Recalling that the functioning of the Halki seminary is not compatible with the Turkish university system, Günay maintained that work is underway to find a formula for its status. He explained that the question is whether the seminary would function like a university, which then has to be integrated into the Turkish university system, or if it would function like an autonomous private high school.
One of the latest proposals was for the seminary to become a private university under the auspices of a foundation, such as how Koç University was established under the auspices of the Vehbi Koç Foundation. The Heybeliada University would be set up under the Ayatriada Foundation with the patriarch chairing the latter and people with Turkish citizenship making up the rest of the board. However, the patriarch has rejected the idea.
The expectation of the reopening of Halki Seminary, which has been closed since 1971, has been long spelt out by the European Union in the course of entry talks and was lately expressed by U.S. President Barack Obama during his visit to Turkey in April.

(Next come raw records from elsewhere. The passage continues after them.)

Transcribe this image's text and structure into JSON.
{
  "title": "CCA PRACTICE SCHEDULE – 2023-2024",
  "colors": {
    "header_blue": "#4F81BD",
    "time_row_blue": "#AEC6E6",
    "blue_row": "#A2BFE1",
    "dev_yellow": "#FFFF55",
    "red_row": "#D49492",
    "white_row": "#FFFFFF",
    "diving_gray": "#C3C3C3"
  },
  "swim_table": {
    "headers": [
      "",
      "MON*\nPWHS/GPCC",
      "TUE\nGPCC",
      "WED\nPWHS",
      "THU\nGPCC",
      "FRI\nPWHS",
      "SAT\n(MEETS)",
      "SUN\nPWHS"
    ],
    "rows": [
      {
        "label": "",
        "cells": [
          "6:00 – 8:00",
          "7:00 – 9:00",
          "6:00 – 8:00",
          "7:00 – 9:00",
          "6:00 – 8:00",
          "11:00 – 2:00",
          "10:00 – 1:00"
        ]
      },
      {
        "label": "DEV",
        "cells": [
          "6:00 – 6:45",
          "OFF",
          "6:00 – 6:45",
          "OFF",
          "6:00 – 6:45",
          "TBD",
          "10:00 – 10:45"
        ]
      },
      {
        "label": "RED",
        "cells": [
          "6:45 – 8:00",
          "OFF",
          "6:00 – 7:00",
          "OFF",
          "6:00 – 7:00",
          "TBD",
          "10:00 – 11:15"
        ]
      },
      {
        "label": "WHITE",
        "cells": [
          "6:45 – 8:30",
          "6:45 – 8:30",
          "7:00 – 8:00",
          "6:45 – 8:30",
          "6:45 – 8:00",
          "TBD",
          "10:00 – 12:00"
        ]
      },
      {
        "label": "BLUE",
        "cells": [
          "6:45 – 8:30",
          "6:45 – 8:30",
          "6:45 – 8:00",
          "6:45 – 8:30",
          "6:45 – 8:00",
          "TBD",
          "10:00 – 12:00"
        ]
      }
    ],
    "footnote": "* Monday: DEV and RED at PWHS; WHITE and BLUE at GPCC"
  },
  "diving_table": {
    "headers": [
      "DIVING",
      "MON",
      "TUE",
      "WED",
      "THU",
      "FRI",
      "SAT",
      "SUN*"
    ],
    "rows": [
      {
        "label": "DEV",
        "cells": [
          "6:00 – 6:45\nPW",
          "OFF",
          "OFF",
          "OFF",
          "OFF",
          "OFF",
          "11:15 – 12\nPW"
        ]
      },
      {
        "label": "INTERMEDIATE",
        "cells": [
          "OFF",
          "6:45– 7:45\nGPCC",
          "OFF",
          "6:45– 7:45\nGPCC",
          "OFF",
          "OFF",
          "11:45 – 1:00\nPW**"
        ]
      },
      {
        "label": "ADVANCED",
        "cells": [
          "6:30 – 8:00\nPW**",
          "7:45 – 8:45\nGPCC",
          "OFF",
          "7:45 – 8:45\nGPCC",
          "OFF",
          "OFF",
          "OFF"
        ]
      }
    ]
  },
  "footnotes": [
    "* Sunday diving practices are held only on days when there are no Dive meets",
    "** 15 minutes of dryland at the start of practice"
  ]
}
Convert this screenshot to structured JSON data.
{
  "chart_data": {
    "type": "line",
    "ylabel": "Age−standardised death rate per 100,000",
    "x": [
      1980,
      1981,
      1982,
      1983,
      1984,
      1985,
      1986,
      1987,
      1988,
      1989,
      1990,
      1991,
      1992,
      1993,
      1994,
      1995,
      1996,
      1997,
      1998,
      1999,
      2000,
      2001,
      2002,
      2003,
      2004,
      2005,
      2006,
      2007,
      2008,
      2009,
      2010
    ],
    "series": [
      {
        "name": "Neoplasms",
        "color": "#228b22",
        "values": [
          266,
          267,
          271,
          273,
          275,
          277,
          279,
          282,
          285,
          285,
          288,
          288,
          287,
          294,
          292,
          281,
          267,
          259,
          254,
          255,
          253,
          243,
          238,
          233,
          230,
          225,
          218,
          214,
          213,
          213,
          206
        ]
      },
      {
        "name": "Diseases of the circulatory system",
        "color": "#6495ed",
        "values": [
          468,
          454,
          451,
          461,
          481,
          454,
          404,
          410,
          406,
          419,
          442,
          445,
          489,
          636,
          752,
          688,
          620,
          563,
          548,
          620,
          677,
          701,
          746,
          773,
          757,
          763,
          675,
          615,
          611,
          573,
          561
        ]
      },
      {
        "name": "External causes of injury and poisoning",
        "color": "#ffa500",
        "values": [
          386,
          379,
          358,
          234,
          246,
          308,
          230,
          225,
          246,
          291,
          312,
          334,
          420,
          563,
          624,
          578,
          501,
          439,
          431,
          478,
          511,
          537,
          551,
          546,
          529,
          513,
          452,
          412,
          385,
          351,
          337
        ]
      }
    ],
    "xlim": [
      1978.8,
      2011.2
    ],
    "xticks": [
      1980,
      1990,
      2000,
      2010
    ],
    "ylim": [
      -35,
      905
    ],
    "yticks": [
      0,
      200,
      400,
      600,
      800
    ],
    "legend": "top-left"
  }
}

State Minister and Chief Negotiator Egemen Bağış said that reopening Halki Seminary was a domestic issue for Turkey, in an interview with the Greek daily Kathimerini, reported the Anatolia News Agency on Sunday.
“Turkey needs to address the religious needs of the Orthodox community as well as Greece needs to address the needs of the Turkish community in Western Thrace. These are domestic matters for both countries,” said Bağış. Although the reciprocity principle is not a must, both countries must tackle the problems simultaneously Bağış underlined.